The findings show that, despite substantial increases in plant productivity over eight decades and significant yield gains with P fertilization, SOM in the topsoil has continuously declined. This indicates that the current management—annual plowing to 20 cm, residue retention without organic amendments, and mineral fertilization—enhanced decomposition relative to inputs, likely through aggregate disruption and accelerated mineralization. Modeling of TOC and Δ14C constrained C cycling, indicating short mean and median transit times and rapid respiration of new inputs. The necessity to invoke increased decomposition rates in both modeling scenarios points to a long-term shift in SOM turnover dynamics rather than solely changes in inputs.
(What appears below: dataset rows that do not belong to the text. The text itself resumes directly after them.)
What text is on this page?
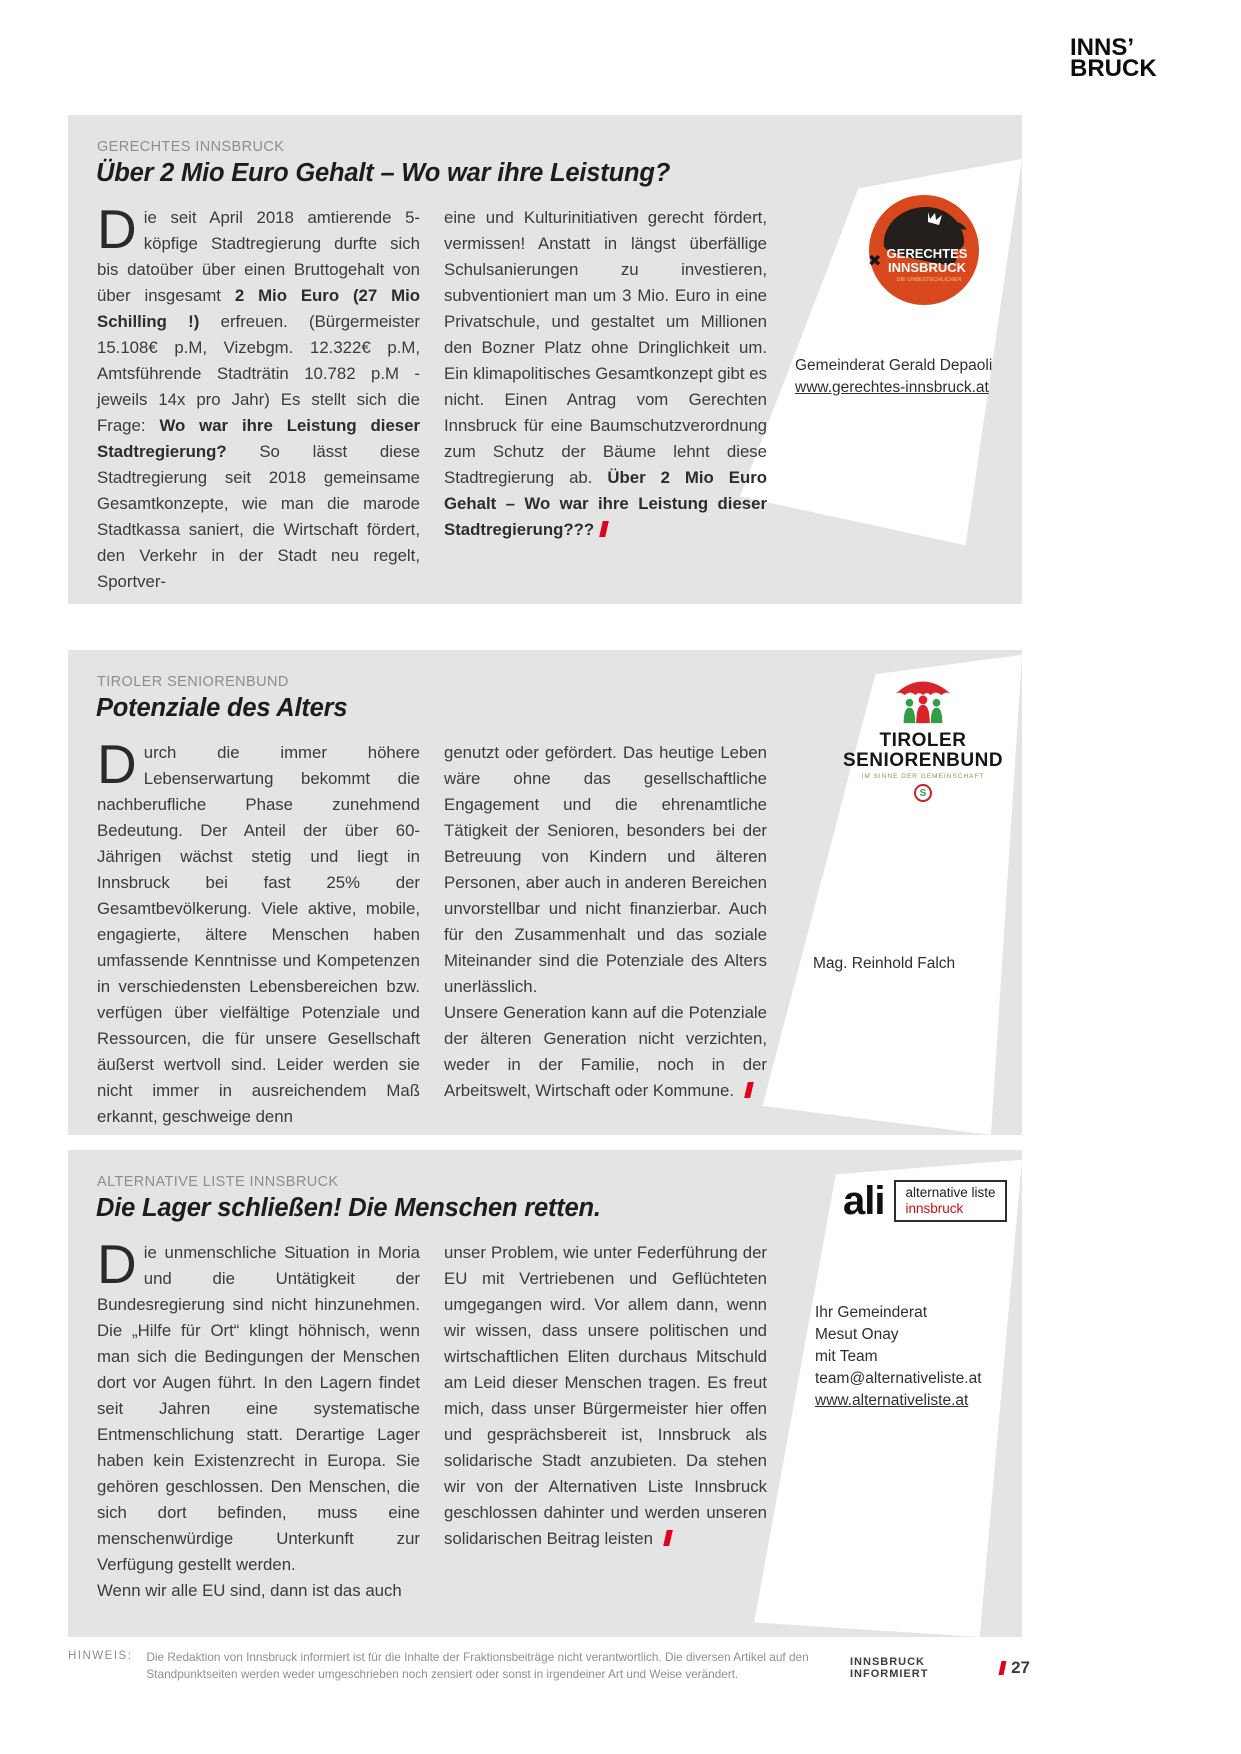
INNS’
BRUCK
GERECHTES INNSBRUCK
Über 2 Mio Euro Gehalt – Wo war ihre Leistung?

Die seit April 2018 amtierende 5-köpfige Stadtregierung durfte sich bis datoüber über einen Bruttogehalt von über insgesamt 2 Mio Euro (27 Mio Schilling !) erfreuen. (Bürgermeister 15.108€ p.M, Vizebgm. 12.322€ p.M, Amtsführende Stadträtin 10.782 p.M - jeweils 14x pro Jahr) Es stellt sich die Frage: Wo war ihre Leistung dieser Stadtregierung? So lässt diese Stadtregierung seit 2018 gemeinsame Gesamtkonzepte, wie man die marode Stadtkassa saniert, die Wirtschaft fördert, den Verkehr in der Stadt neu regelt, Sportver-

eine und Kulturinitiativen gerecht fördert, vermissen! Anstatt in längst überfällige Schulsanierungen zu investieren, subventioniert man um 3 Mio. Euro in eine Privatschule, und gestaltet um Millionen den Bozner Platz ohne Dringlichkeit um. Ein klimapolitisches Gesamtkonzept gibt es nicht. Einen Antrag vom Gerechten Innsbruck für eine Baumschutzverordnung zum Schutz der Bäume lehnt diese Stadtregierung ab. Über 2 Mio Euro Gehalt – Wo war ihre Leistung dieser Stadtregierung???

GERECHTES
INNSBRUCK
DIE UNBESTECHLICHEN
✖
Gemeinderat Gerald Depaoli
www.gerechtes-innsbruck.at
TIROLER SENIORENBUND
Potenziale des Alters

Durch die immer höhere Lebenserwartung bekommt die nachberufliche Phase zunehmend Bedeutung. Der Anteil der über 60-Jährigen wächst stetig und liegt in Innsbruck bei fast 25% der Gesamtbevölkerung. Viele aktive, mobile, engagierte, ältere Menschen haben umfassende Kenntnisse und Kompetenzen in verschiedensten Lebensbereichen bzw. verfügen über vielfältige Potenziale und Ressourcen, die für unsere Gesellschaft äußerst wertvoll sind. Leider werden sie nicht immer in ausreichendem Maß erkannt, geschweige denn

genutzt oder gefördert. Das heutige Leben wäre ohne das gesellschaftliche Engagement und die ehrenamtliche Tätigkeit der Senioren, besonders bei der Betreuung von Kindern und älteren Personen, aber auch in anderen Bereichen unvorstellbar und nicht finanzierbar. Auch für den Zusammenhalt und das soziale Miteinander sind die Potenziale des Alters unerlässlich.

Unsere Generation kann auf die Potenziale der älteren Generation nicht verzichten, weder in der Familie, noch in der Arbeitswelt, Wirtschaft oder Kommune.

TIROLER
SENIORENBUND
IM SINNE DER GEMEINSCHAFT
S
Mag. Reinhold Falch
ALTERNATIVE LISTE INNSBRUCK
Die Lager schließen! Die Menschen retten.

Die unmenschliche Situation in Moria und die Untätigkeit der Bundesregierung sind nicht hinzunehmen. Die „Hilfe für Ort“ klingt höhnisch, wenn man sich die Bedingungen der Menschen dort vor Augen führt. In den Lagern findet seit Jahren eine systematische Entmenschlichung statt. Derartige Lager haben kein Existenzrecht in Europa. Sie gehören geschlossen. Den Menschen, die sich dort befinden, muss eine menschenwürdige Unterkunft zur Verfügung gestellt werden.

Wenn wir alle EU sind, dann ist das auch

unser Problem, wie unter Federführung der EU mit Vertriebenen und Geflüchteten umgegangen wird. Vor allem dann, wenn wir wissen, dass unsere politischen und wirtschaftlichen Eliten durchaus Mitschuld am Leid dieser Menschen tragen. Es freut mich, dass unser Bürgermeister hier offen und gesprächsbereit ist, Innsbruck als solidarische Stadt anzubieten. Da stehen wir von der Alternativen Liste Innsbruck geschlossen dahinter und werden unseren solidarischen Beitrag leisten

ali alternative liste
innsbruck
Ihr Gemeinderat
Mesut Onay
mit Team
team@alternativeliste.at
www.alternativeliste.at
HINWEIS: Die Redaktion von Innsbruck informiert ist für die Inhalte der Fraktionsbeiträge nicht verantwortlich. Die diversen Artikel auf den
Standpunktseiten werden weder umgeschrieben noch zensiert oder sonst in irgendeiner Art und Weise verändert.
INNSBRUCK INFORMIERT	27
The absence of treatment differences in TP and TOP in the top 20 cm, alongside elevated P-AL in fertilized plots, suggests that high yields in the Control were sustained by P uptake from subsoil reserves (>20 cm), challenging assumptions that topsoil P dominates plant nutrition in such systems. The lack of TOC response to P fertilization and stable SOM C:P ratios are consistent with strong sorptive stabilization of phosphorylated organic compounds by clay minerals, mitigating P-induced SOM desorption effects observed in Fe/Al oxide-rich soils. Overall, the results address the central question by demonstrating that long-term tillage and management can deplete SOM stocks even under increased productivity, highlighting a sustainability gap: soil fertility and other properties (e.g., aggregation, water retention) may be at risk if SOM decline continues.

Conclusion

High crop yields in the control treatment were supported by plant P uptake from below 20 cm, as evidenced by similar topsoil TP and TOP stocks across treatments after ~80 years. TOC and TOP stocks in the top 20 cm decreased by 13.8% and 11.6%, respectively, over 53 years across all treatments, indicating that current agricultural practice at this long-term site is not sustainable due to continuous SOM depletion. Radiocarbon-informed modeling showed mean C transit times below 10 years and rapid respiration of new inputs, implying that TOC responds slowly to changes in organic C inputs. The study underscores the importance of long-term (>50 years) agricultural experiments for understanding plant–soil element cycling and for guiding sustainable management that maintains SOM.

Limitations

Stock calculations assumed a constant bulk density (1.3 g cm−3), not accounting for potential temporal changes due to management. Soil sampling and analyses focused on the uppermost 20 cm; subsoil pools and dynamics, though implicated in P uptake, were not directly quantified. Archived samples prior to 2019 were composited by treatment, limiting within-treatment replication for those years. The Δ14C and TOC time series comprise 10 time points from 1968–2021, with missing data for some treatments in 1968, which may constrain temporal resolution. Modeling results showed uncertainty in pool partitioning and turnover (different pool decline patterns under constant vs. variable input scenarios), reflecting parameter uncertainty and structural assumptions about inputs and transfers.